EDA

In [None]:
!wget -O train.jsonl "https://huggingface.co/datasets/iluvvatar/NEREL/resolve/main/data/train.jsonl"
!wget -O dev.jsonl   "https://huggingface.co/datasets/iluvvatar/NEREL/resolve/main/data/dev.jsonl"
!wget -O test.jsonl  "https://huggingface.co/datasets/iluvvatar/NEREL/resolve/main/data/test.jsonl"
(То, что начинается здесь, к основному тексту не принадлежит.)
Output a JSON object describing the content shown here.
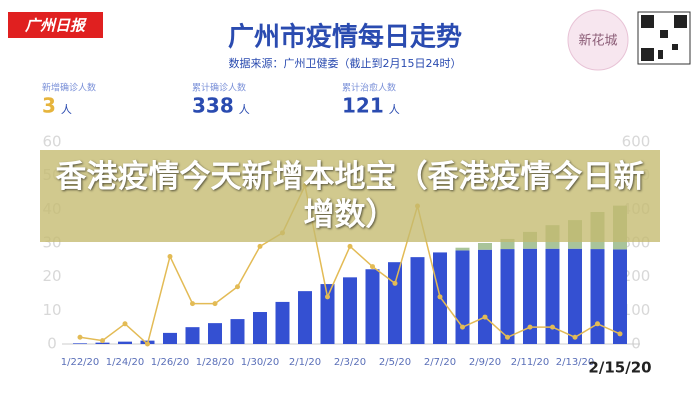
{
  "logo": "广州日报",
  "badge": "新花城",
  "stats": [
    {
      "label": "新增确诊人数",
      "value": 3,
      "unit": "人"
    },
    {
      "label": "累计确诊人数",
      "value": 338,
      "unit": "人"
    },
    {
      "label": "累计治愈人数",
      "value": 121,
      "unit": "人"
    }
  ],
  "banner": "香港疫情今天新增本地宝（香港疫情今日新增数）",
  "chart_data": {
    "type": "bar",
    "title": "广州市疫情每日走势",
    "subtitle": "数据来源：广州卫健委（截止到2月15日24时）",
    "categories": [
      "1/22/20",
      null,
      "1/24/20",
      null,
      "1/26/20",
      null,
      "1/28/20",
      null,
      "1/30/20",
      null,
      "2/1/20",
      null,
      "2/3/20",
      null,
      "2/5/20",
      null,
      "2/7/20",
      null,
      "2/9/20",
      null,
      "2/11/20",
      null,
      "2/13/20",
      null,
      "2/15/20"
    ],
    "series": [
      {
        "color": "#3450d2",
        "axis": "y2",
        "values": [
          2,
          4,
          7,
          10,
          33,
          50,
          62,
          74,
          95,
          125,
          157,
          178,
          198,
          222,
          243,
          258,
          272,
          278,
          280,
          282,
          283,
          283,
          283,
          282,
          281
        ]
      },
      {
        "color": "#a9c49a",
        "axis": "y2",
        "values": [
          0,
          0,
          0,
          0,
          0,
          0,
          0,
          0,
          0,
          0,
          0,
          0,
          0,
          0,
          0,
          0,
          0,
          8,
          20,
          30,
          50,
          70,
          85,
          110,
          130
        ]
      },
      {
        "type": "line",
        "color": "#e3bb55",
        "values": [
          2,
          1,
          6,
          0,
          26,
          12,
          12,
          17,
          29,
          33,
          47,
          14,
          29,
          23,
          18,
          41,
          14,
          5,
          8,
          2,
          5,
          5,
          2,
          6,
          3
        ]
      }
    ],
    "ylim": [
      0,
      60
    ],
    "yticks": [
      0,
      10,
      20,
      30,
      40,
      50,
      60
    ],
    "y2lim": [
      0,
      600
    ],
    "y2ticks": [
      0,
      100,
      200,
      300,
      400,
      500,
      600
    ]
  }
}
!wget -O ent_types.jsonl "https://huggingface.co/datasets/iluvvatar/NEREL/resolve/main/ent_types.jsonl"
!wget -O rel_types.jsonl "https://huggingface.co/datasets/iluvvatar/NEREL/resolve/main/rel_types.jsonl"

In [None]:
import json
import pandas as pd
import matplotlib.pyplot as plt
import seaborn as sns

# данные
train_path = "train.jsonl"
records = []
with open(train_path, "r", encoding="utf-8") as f:
    for i, line in enumerate(f):
        if i >= 200:
            break
        records.append(json.loads(line))

print(f"Загружено {len(records)} записей")
print(records[0].keys())

In [None]:
from collections import Counter

entity_counter = Counter()
relation_counter = Counter()
text_lengths = []
entities_per_doc = []

for rec in records:
    text = rec["text"]
    ents = rec.get("entities", [])
    rels = rec.get("relations", [])

    text_lengths.append(len(text.split()))
    entities_per_doc.append(len(ents))

    # entities
    for e in ents:
        parts = e.split("\t")
        ent_info = parts[1].split()
        ent_type = ent_info[0]
        entity_counter[ent_type] += 1

    # relations
    for r in rels:
        parts = r.split("\t")
        rel_type = parts[1].split()[0]
        relation_counter[rel_type] += 1

print("Топ 20 типов сущностей:", entity_counter.most_common(20))
print("Топ 20 типов отношений:", relation_counter.most_common(20))

In [None]:
import pandas as pd
import matplotlib.pyplot as plt
import seaborn as sns

sns.set(style="whitegrid", font="DejaVu Sans")

# топ 15 типов сущностей
top_entities = entity_counter.most_common(15)
df_entities = pd.DataFrame(top_entities, columns=["Entity", "Count"])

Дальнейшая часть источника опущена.